More states around the country are investing in non-wires alternatives, distributed energy projects that can substitute for expensive upgrades to distribution infrastructure. Now, a new group hopes to do the same for transmission lines. 

A partnership between former Federal Energy Regulatory Commission chairman Jon Wellinghoff and the Center for Renewables Integration argues that distributed energy resources (DERs) should be compensated as transmission assets on the grid. 

The concept, called “virtual transmission lines,” centers on using DERs like rooftop solar or battery storage, stepping in when power is needed -- and getting paid for it. Though distributed energy can’t shuttle electrons through a system in the same way traditional transmission lines can, it can help shore up the grid in certain areas so that electricity doesn’t need to be dispatched from elsewhere.  

Traditional transmission systems can be overbuilt to ensure reliability, like in the event a substation goes down, and ease congestion to high-demand areas like New York City. The new partnership asserts that because DERs can be used to take some of that load when they’re needed, they should be compensated.

“In the case of a grid failure, they’re there,” said Kerinia Cusick, co-founder at the Center for Renewables Integration. “Because you’ve been recognizing the value they bring to the grid while the grid is up, they provide an added bonus of providing value while the grid is down.”

So far, the partnership asserts DERs have been underutilized as transmission assets because of a lack of information and awareness of how the technology works, as well as a lack of financial backing and technological know-how among potential DER aggregators to bring the idea to bear. 

Two FERC orders -- Orders 890 and 1000 -- were meant to make transmission planning more transparent and competitive back in 2007 and 2011, respectively. They require utilities to regionally compare different solutions for transmission load issues and pick the most economically viable. Order 1000 eliminated the right of first refusal, promoting more competition in transmission planning by giving non-incumbents a more level playing field in proposing projects. But to date, Wellinghoff said no DER projects have won a competitive transmission contract. 

“Regional grid operators are largely required to evaluate all different technologies on a comparable basis,” said Cusick. “To date, in practicality, that hasn’t really occurred.”

Now that technology and prices have improved for behind-the-meter installs, the partnership hopes to bring clarity to the process, and boost the profile of DERs competing against traditional transmission investments. They plan to publish a paper in November that offers more information to organizations on how they can incorporate DERs in the process.  

According to Wellinghoff and Cusick, changing the transmission planning mindset will bring savings for ratepayers and a more resilient grid. 

“It’s a benefit to general consumers because it's a competitive way to get transmission services at a lower cost,” said Wellinghoff. “It’s another way for aggregated behind-the-meter battery storage, rooftop solar, demand response, and other assets, to, in essence, have a financeable mechanism by which they can be developed.”

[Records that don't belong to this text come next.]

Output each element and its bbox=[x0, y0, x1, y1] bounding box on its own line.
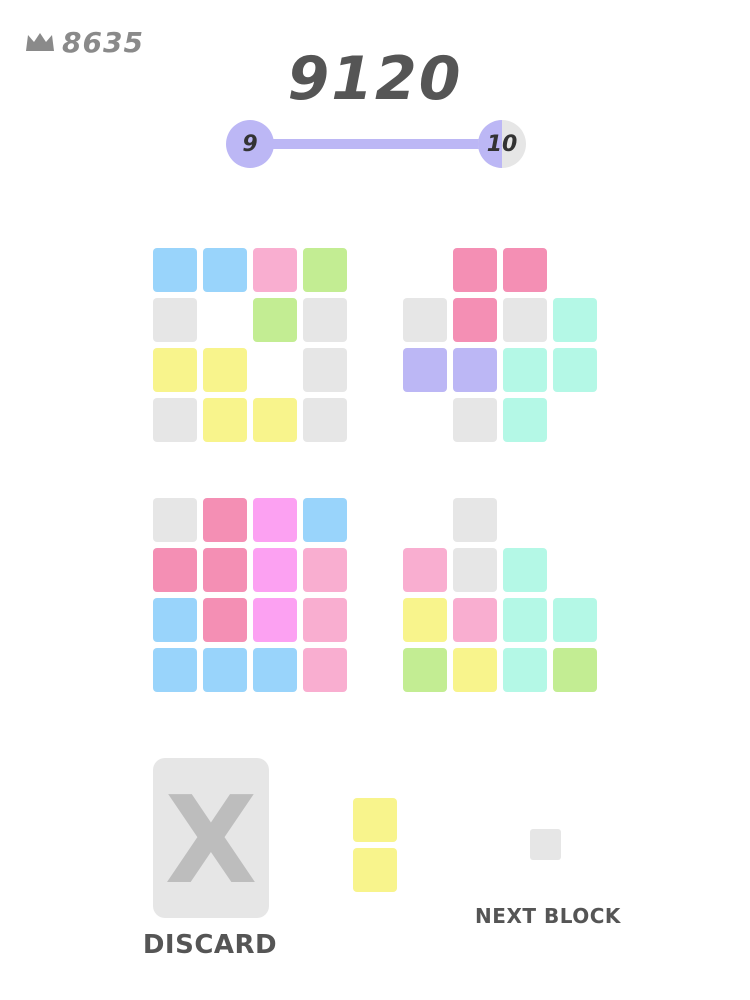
piece-cell[interactable] bbox=[353, 848, 397, 892]
next-block-cell bbox=[530, 829, 561, 860]
board-cell[interactable] bbox=[253, 548, 297, 592]
board-cell[interactable] bbox=[453, 648, 497, 692]
board-cell[interactable] bbox=[303, 648, 347, 692]
current-score: 9120 bbox=[287, 44, 463, 114]
board-cell[interactable] bbox=[203, 598, 247, 642]
board-cell[interactable] bbox=[153, 248, 197, 292]
board-cell[interactable] bbox=[453, 398, 497, 442]
board-cell[interactable] bbox=[503, 648, 547, 692]
board-cell[interactable] bbox=[503, 348, 547, 392]
board-cell[interactable] bbox=[403, 598, 447, 642]
board-cell[interactable] bbox=[553, 648, 597, 692]
board-cell[interactable] bbox=[503, 298, 547, 342]
board-cell[interactable] bbox=[153, 348, 197, 392]
board-cell[interactable] bbox=[453, 348, 497, 392]
board-cell[interactable] bbox=[503, 598, 547, 642]
board-cell[interactable] bbox=[253, 648, 297, 692]
board-cell[interactable] bbox=[553, 598, 597, 642]
board-cell[interactable] bbox=[153, 298, 197, 342]
board-cell[interactable] bbox=[503, 548, 547, 592]
level-current: 9 bbox=[226, 120, 274, 168]
board-cell[interactable] bbox=[153, 498, 197, 542]
board-cell[interactable] bbox=[403, 548, 447, 592]
board-cell[interactable] bbox=[303, 548, 347, 592]
board-cell[interactable] bbox=[403, 348, 447, 392]
discard-label: DISCARD bbox=[142, 930, 278, 960]
board-cell[interactable] bbox=[303, 498, 347, 542]
svg-text:X: X bbox=[165, 786, 258, 890]
level-next-label: 10 bbox=[486, 131, 518, 157]
board-cell[interactable] bbox=[453, 598, 497, 642]
board-cell[interactable] bbox=[203, 548, 247, 592]
board-cell[interactable] bbox=[403, 648, 447, 692]
board-cell[interactable] bbox=[253, 248, 297, 292]
board-bottom-right[interactable] bbox=[403, 498, 599, 694]
level-current-label: 9 bbox=[242, 131, 258, 157]
board-cell[interactable] bbox=[153, 598, 197, 642]
x-icon: X bbox=[165, 786, 258, 890]
board-cell[interactable] bbox=[203, 398, 247, 442]
board-cell[interactable] bbox=[553, 298, 597, 342]
board-cell[interactable] bbox=[203, 348, 247, 392]
board-cell[interactable] bbox=[203, 498, 247, 542]
board-cell[interactable] bbox=[153, 648, 197, 692]
board-cell[interactable] bbox=[253, 498, 297, 542]
board-cell[interactable] bbox=[303, 348, 347, 392]
board-cell[interactable] bbox=[453, 248, 497, 292]
board-cell[interactable] bbox=[303, 598, 347, 642]
board-cell[interactable] bbox=[153, 548, 197, 592]
board-cell[interactable] bbox=[203, 648, 247, 692]
board-cell[interactable] bbox=[303, 298, 347, 342]
piece-cell[interactable] bbox=[353, 798, 397, 842]
board-cell[interactable] bbox=[453, 298, 497, 342]
board-cell[interactable] bbox=[253, 298, 297, 342]
next-block-label: NEXT BLOCK bbox=[475, 904, 621, 928]
board-cell[interactable] bbox=[153, 398, 197, 442]
level-next: 10 bbox=[478, 120, 526, 168]
board-top-right[interactable] bbox=[403, 248, 599, 444]
board-cell[interactable] bbox=[503, 398, 547, 442]
board-cell[interactable] bbox=[253, 398, 297, 442]
board-cell[interactable] bbox=[453, 548, 497, 592]
board-cell[interactable] bbox=[403, 298, 447, 342]
board-cell[interactable] bbox=[303, 248, 347, 292]
level-progress-bar bbox=[248, 139, 502, 149]
board-bottom-left[interactable] bbox=[153, 498, 349, 694]
board-cell[interactable] bbox=[453, 498, 497, 542]
board-cell[interactable] bbox=[253, 598, 297, 642]
discard-button[interactable]: X bbox=[153, 758, 269, 918]
board-cell[interactable] bbox=[203, 248, 247, 292]
board-cell[interactable] bbox=[503, 248, 547, 292]
board-cell[interactable] bbox=[303, 398, 347, 442]
board-top-left[interactable] bbox=[153, 248, 349, 444]
board-cell[interactable] bbox=[553, 348, 597, 392]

For Wellinghoff, bringing aggregated DERs into the fold of transmission planning fulfills a long-term plan. “We have much more advanced technological solutions that can allow us to aggregate and more effectively control and utilize behind-the-meter resources in ways we didn’t when [Order 1000] initially came out,” he said. 

“It was a vision I had at FERC as chairman,” Wellinghoff added. “It’s a vision that now can be realized.”